Incitec Pivot backs Perdaman’s $4.6B urea plant with 20-year offtake deal

Vikas Rambal's Perdaman has surprised doubters by signing up Incitec Pivot to take the full output of his proposed Karratha urea plant.

Incitec Pivot backs Perdaman’s $4.6B urea plant with 20-year offtake deal

Fertiliser manufacturer Incitec Pivot has signed up to take the entire production of Perdaman’s proposed urea plant in Karratha for 20 years in a significant boost for the $4.6 billion project.

Incitec said the deal secured it up to 2.3 million tonnes a year of competitively priced granular urea fertiliser for domestic and international markets.

IPL chief executive Jeanne Johns said Perdaman’s plant would be one of the most energy-efficient in the world with low emissions technology.
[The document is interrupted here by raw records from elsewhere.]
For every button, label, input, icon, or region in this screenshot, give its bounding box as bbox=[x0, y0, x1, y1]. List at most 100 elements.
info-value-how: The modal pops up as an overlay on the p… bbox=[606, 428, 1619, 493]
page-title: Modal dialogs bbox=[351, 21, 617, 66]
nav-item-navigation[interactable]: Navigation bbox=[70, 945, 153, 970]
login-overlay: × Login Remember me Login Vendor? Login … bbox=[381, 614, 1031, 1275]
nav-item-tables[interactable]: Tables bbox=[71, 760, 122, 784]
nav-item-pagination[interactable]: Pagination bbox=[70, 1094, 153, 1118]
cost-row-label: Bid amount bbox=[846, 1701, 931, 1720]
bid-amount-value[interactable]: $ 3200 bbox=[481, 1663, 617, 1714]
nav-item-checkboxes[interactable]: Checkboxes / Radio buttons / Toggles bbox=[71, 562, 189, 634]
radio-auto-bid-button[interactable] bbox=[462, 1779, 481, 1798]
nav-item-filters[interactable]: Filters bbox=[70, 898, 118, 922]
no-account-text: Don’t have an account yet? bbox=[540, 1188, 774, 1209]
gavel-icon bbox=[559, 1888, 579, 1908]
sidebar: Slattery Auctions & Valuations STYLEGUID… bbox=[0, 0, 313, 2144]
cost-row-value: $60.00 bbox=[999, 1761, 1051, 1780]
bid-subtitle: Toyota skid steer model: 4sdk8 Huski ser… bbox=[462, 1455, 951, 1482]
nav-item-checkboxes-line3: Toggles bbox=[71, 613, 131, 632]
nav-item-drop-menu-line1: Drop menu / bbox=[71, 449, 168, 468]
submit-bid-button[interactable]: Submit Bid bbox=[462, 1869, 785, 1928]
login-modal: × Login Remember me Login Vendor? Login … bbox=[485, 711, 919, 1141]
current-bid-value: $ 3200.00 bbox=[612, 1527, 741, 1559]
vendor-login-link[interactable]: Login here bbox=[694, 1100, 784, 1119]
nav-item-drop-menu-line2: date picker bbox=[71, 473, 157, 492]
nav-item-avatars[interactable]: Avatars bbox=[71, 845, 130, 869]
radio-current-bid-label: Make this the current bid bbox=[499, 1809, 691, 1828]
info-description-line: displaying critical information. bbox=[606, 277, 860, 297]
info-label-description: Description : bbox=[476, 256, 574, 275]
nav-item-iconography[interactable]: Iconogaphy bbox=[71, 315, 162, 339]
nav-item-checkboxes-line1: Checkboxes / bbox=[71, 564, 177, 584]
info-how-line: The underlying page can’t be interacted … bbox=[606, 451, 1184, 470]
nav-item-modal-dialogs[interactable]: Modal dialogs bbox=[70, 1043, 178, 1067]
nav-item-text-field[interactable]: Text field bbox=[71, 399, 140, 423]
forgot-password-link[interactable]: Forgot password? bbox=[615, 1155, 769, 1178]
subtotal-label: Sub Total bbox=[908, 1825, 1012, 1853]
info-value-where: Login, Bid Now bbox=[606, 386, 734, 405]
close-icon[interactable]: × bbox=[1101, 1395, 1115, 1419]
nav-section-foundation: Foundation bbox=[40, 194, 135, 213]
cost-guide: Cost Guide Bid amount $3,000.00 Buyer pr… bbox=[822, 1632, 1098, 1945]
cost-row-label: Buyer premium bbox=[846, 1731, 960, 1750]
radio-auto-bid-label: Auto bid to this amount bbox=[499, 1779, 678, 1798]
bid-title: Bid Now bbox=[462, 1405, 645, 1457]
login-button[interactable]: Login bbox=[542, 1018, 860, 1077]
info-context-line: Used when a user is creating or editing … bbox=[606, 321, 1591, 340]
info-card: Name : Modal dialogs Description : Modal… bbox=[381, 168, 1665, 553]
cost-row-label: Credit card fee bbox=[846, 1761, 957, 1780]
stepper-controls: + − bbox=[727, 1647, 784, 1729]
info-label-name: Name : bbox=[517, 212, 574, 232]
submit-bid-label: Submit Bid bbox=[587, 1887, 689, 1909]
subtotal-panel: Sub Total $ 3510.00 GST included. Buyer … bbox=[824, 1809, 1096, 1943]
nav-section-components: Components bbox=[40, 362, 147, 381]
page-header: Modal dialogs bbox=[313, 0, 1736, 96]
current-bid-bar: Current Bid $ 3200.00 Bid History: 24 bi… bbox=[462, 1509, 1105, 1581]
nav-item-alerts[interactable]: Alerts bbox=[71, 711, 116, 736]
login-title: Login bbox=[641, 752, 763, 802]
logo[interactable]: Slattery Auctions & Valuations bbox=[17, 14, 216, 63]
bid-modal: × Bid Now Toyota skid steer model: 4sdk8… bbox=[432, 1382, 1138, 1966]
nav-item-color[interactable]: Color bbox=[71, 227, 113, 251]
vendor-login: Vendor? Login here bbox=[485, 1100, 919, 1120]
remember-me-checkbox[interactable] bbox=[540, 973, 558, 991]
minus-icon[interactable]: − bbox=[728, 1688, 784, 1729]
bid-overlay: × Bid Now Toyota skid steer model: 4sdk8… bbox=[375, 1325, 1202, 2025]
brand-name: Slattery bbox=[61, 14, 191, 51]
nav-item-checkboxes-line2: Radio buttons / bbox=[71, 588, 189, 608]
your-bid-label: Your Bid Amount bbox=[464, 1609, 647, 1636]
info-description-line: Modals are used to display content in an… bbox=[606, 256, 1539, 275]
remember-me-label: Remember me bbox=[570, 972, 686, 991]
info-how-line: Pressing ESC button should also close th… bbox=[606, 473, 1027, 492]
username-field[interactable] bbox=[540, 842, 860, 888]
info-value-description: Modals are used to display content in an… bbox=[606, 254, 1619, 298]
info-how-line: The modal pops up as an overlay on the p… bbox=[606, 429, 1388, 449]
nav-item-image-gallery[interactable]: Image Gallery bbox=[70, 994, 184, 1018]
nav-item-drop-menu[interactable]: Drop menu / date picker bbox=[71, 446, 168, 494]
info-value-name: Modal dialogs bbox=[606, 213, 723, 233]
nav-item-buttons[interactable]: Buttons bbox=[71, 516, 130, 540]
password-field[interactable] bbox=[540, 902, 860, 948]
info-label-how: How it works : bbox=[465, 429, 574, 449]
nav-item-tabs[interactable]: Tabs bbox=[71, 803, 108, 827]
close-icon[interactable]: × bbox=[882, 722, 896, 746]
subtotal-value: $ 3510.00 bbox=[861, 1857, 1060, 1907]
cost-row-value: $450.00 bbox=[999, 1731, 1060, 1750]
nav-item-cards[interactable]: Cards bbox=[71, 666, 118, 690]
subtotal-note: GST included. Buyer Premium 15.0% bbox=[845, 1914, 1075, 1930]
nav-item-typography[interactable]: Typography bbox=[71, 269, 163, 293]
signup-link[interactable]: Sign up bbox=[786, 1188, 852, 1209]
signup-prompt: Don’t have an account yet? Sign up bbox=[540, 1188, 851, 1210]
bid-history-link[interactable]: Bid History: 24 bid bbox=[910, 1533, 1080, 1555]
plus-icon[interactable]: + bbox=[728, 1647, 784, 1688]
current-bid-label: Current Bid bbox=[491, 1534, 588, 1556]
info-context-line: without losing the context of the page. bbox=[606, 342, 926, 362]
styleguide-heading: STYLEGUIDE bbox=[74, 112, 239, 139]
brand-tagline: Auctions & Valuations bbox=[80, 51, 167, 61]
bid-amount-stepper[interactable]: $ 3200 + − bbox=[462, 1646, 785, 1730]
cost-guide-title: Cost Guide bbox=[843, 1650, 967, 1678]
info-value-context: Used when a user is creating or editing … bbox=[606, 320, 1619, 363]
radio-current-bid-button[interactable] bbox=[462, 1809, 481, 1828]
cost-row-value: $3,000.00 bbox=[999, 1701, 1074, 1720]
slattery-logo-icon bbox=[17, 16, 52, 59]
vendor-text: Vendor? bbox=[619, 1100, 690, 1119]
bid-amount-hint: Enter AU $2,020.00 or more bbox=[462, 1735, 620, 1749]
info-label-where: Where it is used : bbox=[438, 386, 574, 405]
The plant would emit the equivalent of 650,000 tonnes of CO2 a year, according to Perdaman’s submission to the WA Environmental Protection Authority.
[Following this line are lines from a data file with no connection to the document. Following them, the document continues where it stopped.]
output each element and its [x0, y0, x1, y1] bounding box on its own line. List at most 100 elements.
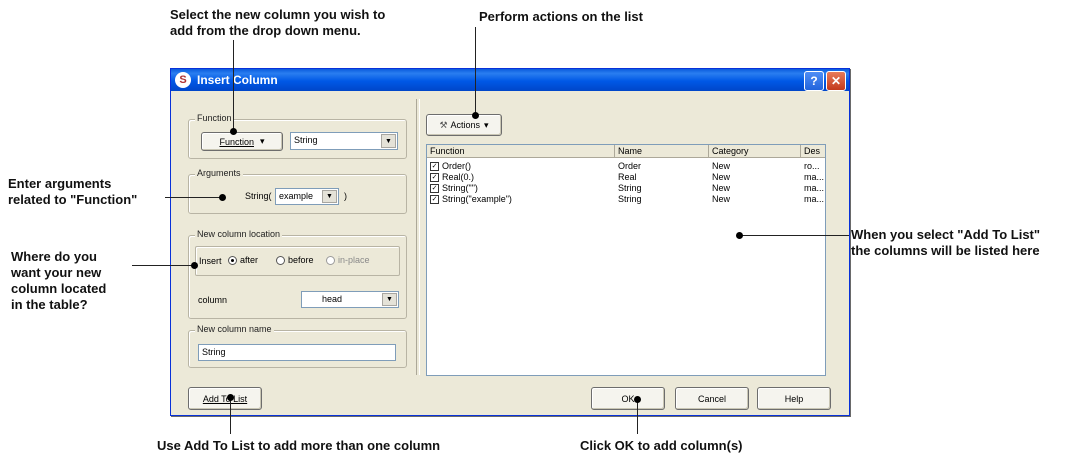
row-function: String("")	[442, 183, 478, 193]
help-title-button[interactable]: ?	[804, 71, 824, 91]
dropdown-arrow-icon[interactable]: ▼	[381, 134, 396, 148]
col-header-function[interactable]: Function	[427, 145, 615, 158]
checkbox-checked-icon[interactable]: ✓	[430, 162, 439, 172]
function-button-label: Function	[219, 136, 254, 147]
row-des: ro...	[804, 161, 820, 171]
table-row[interactable]: ✓ String("") String New ma...	[427, 183, 825, 194]
column-list[interactable]: Function Name Category Des ✓ Order() Orde…	[426, 144, 826, 376]
row-name: Order	[618, 161, 642, 171]
callout-line-function	[233, 40, 234, 130]
insert-label: Insert	[199, 256, 222, 266]
annotation-ok: Click OK to add column(s)	[580, 438, 743, 453]
row-des: ma...	[804, 194, 825, 204]
column-select-value: head	[322, 294, 343, 304]
annotation-arguments-line2: related to "Function"	[8, 192, 138, 207]
name-group-legend: New column name	[195, 324, 274, 334]
arguments-value: example	[279, 191, 314, 201]
column-name-input[interactable]: String	[198, 344, 396, 361]
annotation-add-to-list: Use Add To List to add more than one col…	[157, 438, 441, 453]
table-row[interactable]: ✓ Order() Order New ro...	[427, 161, 825, 172]
actions-button[interactable]: ⚒ Actions ▾	[426, 114, 502, 136]
arguments-prefix: String(	[245, 191, 272, 201]
row-function: Real(0.)	[442, 172, 475, 182]
callout-dot-ok	[634, 396, 641, 403]
row-name: String	[618, 194, 642, 204]
function-group: Function Function ▾ String ▼	[188, 113, 407, 159]
annotation-location-line3: column located	[11, 281, 107, 296]
callout-line-ok	[637, 398, 638, 434]
function-select[interactable]: String ▼	[290, 132, 398, 150]
dropdown-arrow-icon[interactable]: ▼	[322, 190, 337, 203]
annotation-location-line4: in the table?	[11, 297, 88, 312]
radio-before[interactable]: before	[276, 255, 314, 266]
app-icon: S	[175, 72, 191, 88]
annotation-arguments-line1: Enter arguments	[8, 176, 112, 191]
location-group: New column location Insert after before …	[188, 229, 407, 319]
function-dropdown-button[interactable]: Function ▾	[201, 132, 283, 151]
callout-line-list	[741, 235, 849, 236]
add-to-list-button[interactable]: Add To List	[188, 387, 262, 410]
table-row[interactable]: ✓ String("example") String New ma...	[427, 194, 825, 205]
callout-dot-actions	[472, 112, 479, 119]
row-name: Real	[618, 172, 637, 182]
ok-button[interactable]: OK	[591, 387, 665, 410]
row-des: ma...	[804, 172, 825, 182]
column-label: column	[198, 295, 228, 305]
radio-in-place[interactable]: in-place	[326, 255, 370, 266]
row-category: New	[712, 172, 731, 182]
col-header-name[interactable]: Name	[615, 145, 709, 158]
close-button[interactable]: ✕	[826, 71, 846, 91]
insert-options: Insert after before in-place	[195, 246, 400, 276]
help-button[interactable]: Help	[757, 387, 831, 410]
row-category: New	[712, 161, 731, 171]
radio-icon	[276, 256, 285, 266]
col-header-category[interactable]: Category	[709, 145, 801, 158]
table-row[interactable]: ✓ Real(0.) Real New ma...	[427, 172, 825, 183]
dropdown-arrow-icon[interactable]: ▼	[382, 293, 397, 306]
row-category: New	[712, 194, 731, 204]
radio-icon	[228, 256, 237, 266]
annotation-location-line1: Where do you	[11, 249, 97, 264]
checkbox-checked-icon[interactable]: ✓	[430, 195, 439, 205]
function-select-value: String	[294, 135, 318, 145]
column-select[interactable]: head ▼	[301, 291, 399, 308]
location-group-legend: New column location	[195, 229, 283, 239]
checkbox-checked-icon[interactable]: ✓	[430, 173, 439, 183]
annotation-function-line2: add from the drop down menu.	[170, 23, 361, 38]
radio-after[interactable]: after	[228, 255, 259, 266]
dialog-titlebar[interactable]: S Insert Column ? ✕	[171, 69, 849, 91]
row-function: String("example")	[442, 194, 512, 204]
annotation-location-line2: want your new	[11, 265, 102, 280]
arguments-input[interactable]: example ▼	[275, 188, 339, 205]
callout-line-location	[132, 265, 193, 266]
chevron-down-icon: ▾	[484, 119, 489, 130]
checkbox-checked-icon[interactable]: ✓	[430, 184, 439, 194]
row-des: ma...	[804, 183, 825, 193]
annotation-list-line2: the columns will be listed here	[851, 243, 1040, 258]
cancel-button[interactable]: Cancel	[675, 387, 749, 410]
radio-before-label: before	[288, 255, 314, 265]
arguments-group-legend: Arguments	[195, 168, 243, 178]
actions-label: Actions	[450, 120, 481, 130]
callout-dot-location	[191, 262, 198, 269]
dialog-title: Insert Column	[197, 73, 278, 87]
callout-dot-list	[736, 232, 743, 239]
callout-line-add-to-list	[230, 398, 231, 434]
insert-column-dialog: S Insert Column ? ✕ Function Function ▾ …	[170, 68, 850, 416]
wrench-icon: ⚒	[439, 119, 448, 130]
annotation-function-line1: Select the new column you wish to	[170, 7, 386, 22]
col-header-des[interactable]: Des	[801, 145, 825, 158]
chevron-down-icon: ▾	[260, 136, 265, 146]
annotation-actions: Perform actions on the list	[479, 9, 643, 24]
name-group: New column name String	[188, 324, 407, 368]
annotation-list-line1: When you select "Add To List"	[851, 227, 1041, 242]
callout-dot-function	[230, 128, 237, 135]
radio-icon	[326, 256, 335, 266]
callout-line-actions	[475, 27, 476, 115]
row-function: Order()	[442, 161, 471, 171]
radio-after-label: after	[240, 255, 259, 265]
function-group-legend: Function	[195, 113, 234, 123]
radio-in-place-label: in-place	[338, 255, 370, 265]
row-category: New	[712, 183, 731, 193]
arguments-suffix: )	[344, 191, 347, 201]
Perdaman chair Vikas Rambal said the offtake agreement was a major step forward for the $4.6 billion project. Production is expected to start in late 2025.

“The Karratha urea plant has the potential to make Australia a major player in the global urea market,” Rambal said.
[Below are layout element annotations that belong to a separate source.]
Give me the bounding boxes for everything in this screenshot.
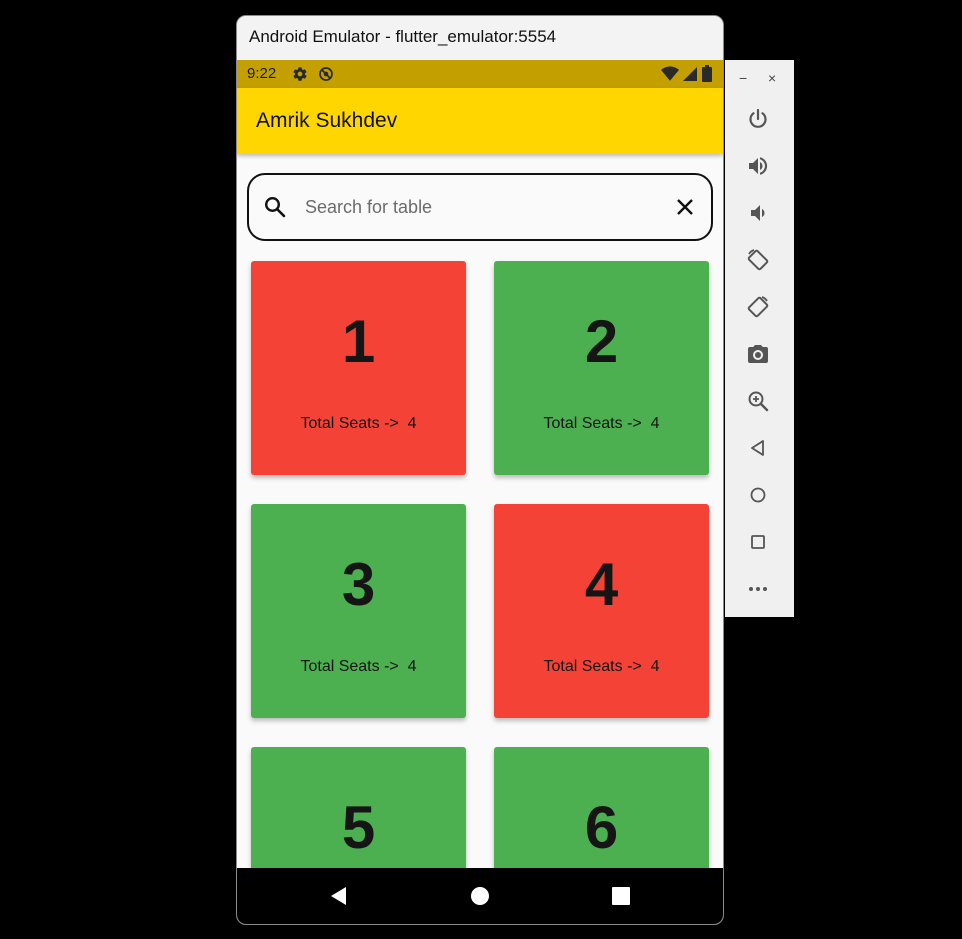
tables-grid: 1 Total Seats -> 4 2 Total Seats -> 4 3 … xyxy=(237,60,723,924)
table-card[interactable]: 2 Total Seats -> 4 xyxy=(494,261,709,475)
nav-overview-icon[interactable] xyxy=(611,886,631,906)
camera-icon[interactable] xyxy=(746,342,770,366)
nav-back-icon[interactable] xyxy=(329,886,349,906)
device-screen: 9:22 Amrik Sukhdev 1 Total Seats -> 4 2 … xyxy=(237,60,723,924)
window-titlebar: Android Emulator - flutter_emulator:5554 xyxy=(237,16,723,60)
rotate-right-icon[interactable] xyxy=(746,295,770,319)
table-number: 5 xyxy=(341,794,376,861)
table-seats-label: Total Seats -> 4 xyxy=(300,658,417,675)
table-number: 1 xyxy=(341,308,376,375)
minimize-button[interactable]: − xyxy=(739,70,747,86)
volume-down-icon[interactable] xyxy=(746,201,770,225)
table-number: 4 xyxy=(584,551,619,618)
table-seats-label: Total Seats -> 4 xyxy=(300,415,417,432)
window-title: Android Emulator - flutter_emulator:5554 xyxy=(249,27,557,46)
table-number: 3 xyxy=(341,551,376,618)
back-icon[interactable] xyxy=(746,436,770,460)
zoom-icon[interactable] xyxy=(746,389,770,413)
more-icon[interactable] xyxy=(746,577,770,601)
emulator-toolbar: − × xyxy=(725,60,794,617)
overview-icon[interactable] xyxy=(746,530,770,554)
home-icon[interactable] xyxy=(746,483,770,507)
android-nav-bar xyxy=(237,868,723,924)
power-icon[interactable] xyxy=(746,107,770,131)
table-number: 6 xyxy=(584,794,619,861)
emulator-window: Android Emulator - flutter_emulator:5554… xyxy=(236,15,724,925)
table-seats-label: Total Seats -> 4 xyxy=(543,415,660,432)
table-card[interactable]: 4 Total Seats -> 4 xyxy=(494,504,709,718)
close-button[interactable]: × xyxy=(768,70,776,86)
volume-up-icon[interactable] xyxy=(746,154,770,178)
rotate-left-icon[interactable] xyxy=(746,248,770,272)
table-card[interactable]: 1 Total Seats -> 4 xyxy=(251,261,466,475)
table-number: 2 xyxy=(584,308,619,375)
nav-home-icon[interactable] xyxy=(470,886,490,906)
table-card[interactable]: 3 Total Seats -> 4 xyxy=(251,504,466,718)
table-seats-label: Total Seats -> 4 xyxy=(543,658,660,675)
Rambal said the next milestone was to finalise project financing, and Perdaman was on track to commence construction in the first quarter of 2022. A joint venture of Clough and Italy’s Saipem will build the plant.

Incitec Pivot said financing was the primary condition precedent and that in turn depended on Perdaman finalising gas supply arrangements and obtaining environmental and regulatory approvals.

Granular urea fertiliser
Granular urea fertiliser. Source: Biswarup Ganguly, CC BY 3.0 https://creativecommons.org/licenses/by/3.0, via Wikimedia Commons 

Perdaman and Woodside signed an agreement in November 2018 for the urea plant to receive about 125 TJ/day of gas for 20 years from Woodside’s Scarborough LNG project that due to be sanctioned later this year.

Rambal told WA Works magazine in March that the price for the gas from Woodside was fixed, and the sanctions of Woodside’s Scarborough LNG project and Perdaman’s urea plant are the only remaining conditions on the gas supply agreement.

If Woodside’s Scarborough produces eight million tonnes of LNG a year, the project’s domestic gas obligation will be about 160 terajoules a day, leaving just 35 TJ/day for the rest of the WA market.

For the Karratha plant to produce urea competitive in price with imports, it will need relatively cheap gas.

If Woodside provides low-priced gas to Perdaman, it may lose an opportunity to supply into the broader market later this decade when the Australian Energy Market Operator says there is the “potential that demand may exceed supply.”